World Bank cuts Ivorian financing as crisis deepens

PARIS/ABIDJAN, (Reuters) – The World Bank froze  funding to Ivory Coast yesterday and presidential claimant  Alassane Ouattara’s top aide called on world leaders to consider  force to oust incumbent Laurent Gbagbo.

Gbagbo has refused to quit after a Nov. 28 vote that the  electoral commission,

Alassane Ouattara

African countries and Western powers say  he lost to Ouattara, sparking a dispute that has killed 50  people and could rekindle civil war in the West African state.

With intensifying diplomatic pressure having failed to move  Gbagbo, the prime minister of Ouattara’s rival government,  Guillaume Soro, said the “only solution” to the crisis was for  world leaders to use force to oust him if other measures fail.

The U.S. State Department said world powers would consider  bolstering the existing U.N. peacekeeping force there.

“It could be that that kind of reinforcement would be  another way to send a message to President Gbagbo,” State  Department spokesman P.J. Crowley said at a news briefing.

France advised its 13,000 citizens now in its former colony  to leave as the risk of conflict grows.
Germany and Britain also advised against travel to the  country and urged citizens to leave, a day after Nigeria  evacuated diplomatic staff following an attack on its embassy.

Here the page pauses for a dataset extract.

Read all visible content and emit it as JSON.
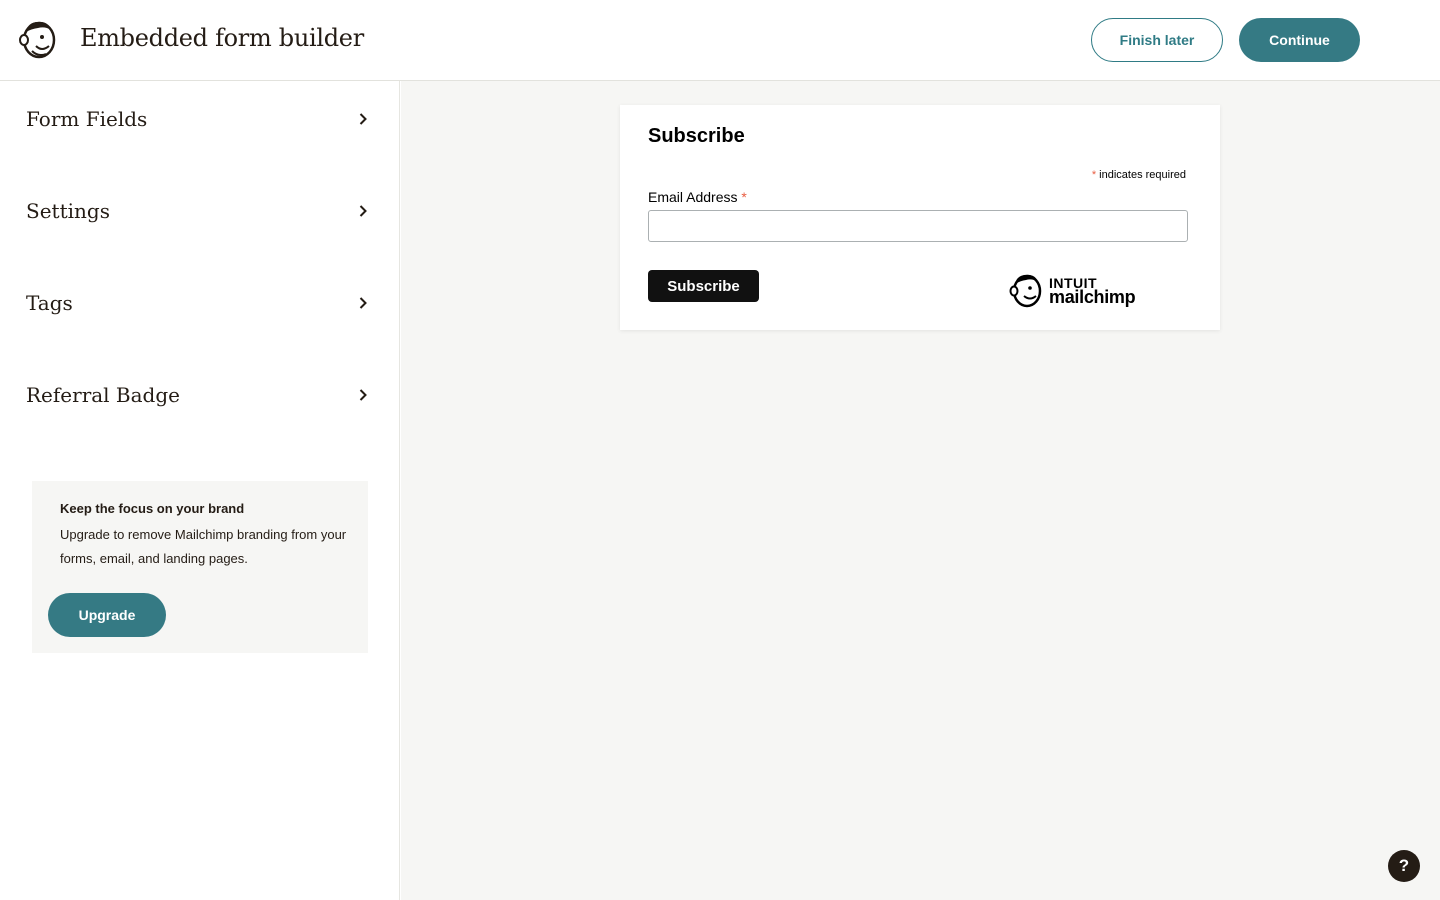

World Bank head Robert Zoellick said funds for Ivory Coast  had been cut off, a move to squeeze Gbagbo financially.  According to the World Bank website, the global lender has aid  commitments to Ivory Coast of $842 million as of January 2010.

“They have already been frozen,” Zoellick said in Paris.

A World Bank statement added: “The World Bank (supports) …  the message to President Gbagbo that he lost the elections and  he needs to step down.”

It is not clear whether any nations will heed Soro’s call  for intervention, but the success of such a move would depend on  the level of resistance likely to be shown by the army, which is  seen as divided.

Ouattara’s camp and the European Union have sought to widen  those divisions by calling on the military to back Ouattara.

In an address on state TV on Wednesday night, army spokesman  Babri Gohourou sought to dispel rumours of a divided army.

“There is no doubt about the cohesion as perfect brothers in  arms of the security and defence forces,” he said. “(We) also  reaffirm our unfailing attachment to the president.”

The European Union and the United States have imposed  sanctions on Gbagbo and key supporters to force him to go, and  African countries have offered him a soft landing in exile.

But Gbagbo has shown no sign of caving in to the pressure  and on Tuesday he invited an international committee to  re-examine the results of the vote, a move that a Ouattara  spokesman dismissed as a delaying tactic.

“For the past five years he tried manoeuvres to postpone the  elections. Finally we got there, he lost, and he doesn’t want to  give up power,” Patrick Achi, a spokesman for Ouattara’s rival  government, told Reuters by telephone yesterday.

The turmoil in the world’s top cocoa-producing country has  boosted cocoa prices to recent four-month highs, disrupting  export registrations and raising the spectre that fighting could  block transport and shipping.

Provisional results from the poll showing Ouattara with an 8  point victory in the election were validated by the United  Nations but overturned by Ivory Coast’s top legal body, headed  by a staunch Gbagbo ally, on grounds of alleged fraud.

The United Nations Security Council this week defied Gbagbo  by extending the mandate of its 10,000 strong force.

Hundreds of the peacekeepers are protecting an Abidjan hotel  where Ouattara set up his headquarters, and U.N. Secretary  General Ban Ki-moon accused Gbagbo’s forces of blockading it.